In some ways I still think the way a lot of New Yorkers think, that it is the center of all things, and that allother cities want to be like it.  It would be hard for me to move to Boston, say, or Los Angeles, because if you are going to live in a city why wouldn’t you choose the City so nice they named it twice?  Everything else is just second place, an “also-ran.”

I fully recognize how broken this thinking is.  And, as I say, I have no desire to return.  Flying in this past weekend, looking down at those same grey canyons and fabricated mountains that used to fill me with joy and pride I had to suppress a shudder.   I felt a flash of thanks for having escaped, and for having a different home to go to when I flew back out and a flash of dread at the knowledge that I would be inhabiting these concrete canyons for a day and a half.  Six years later the feelings that City evokes are strong and complicated.

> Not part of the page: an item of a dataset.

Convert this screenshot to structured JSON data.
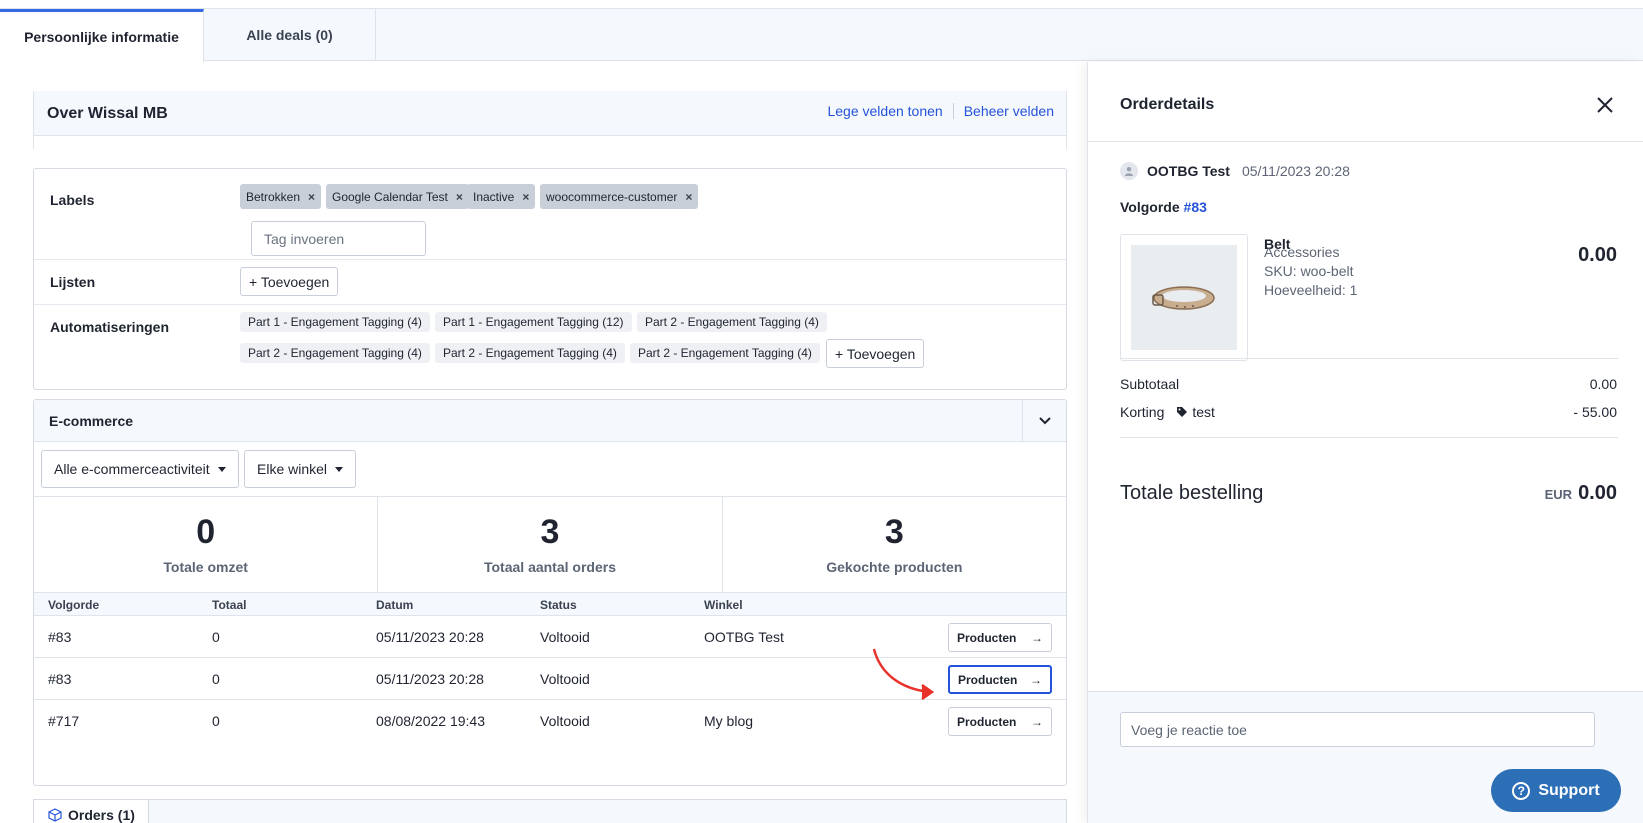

Perhaps the most important thing leaving the City did for me was that it gave me a feeling of power over my own decision making.  I had gotten into a way of thinking that had a lot of rigid (and self-imposed) rules about behavior and consumption and my ability to have my own hand on the tiller of my own destiny.  When I left, I felt that I had been given a chance to re-write all of the rules, to wrest control of the tiller away from the forces that had been directing it and take control of it myself.  Sometimes we really do need dramatic change of locality to remind us about the power that we do have over our own lives and over our decision making.

Moving away from the City did that for me, and it has so far proved to be a lasting lesson, one that I have been working to keep in the forefront of my mind.  We have so many external forces prodding us to abdicate control of our decision-making:  Social customs, familial behavior patterns, corporate desire to sell us things, a collective commitment to equating value with cost.  If we can calm the maelstrom and step back and really look at the decisions we make and really pay attention to the factors that are causing us to make them, we often find that we alter the way we make those decisions and often we alter what those decisions are.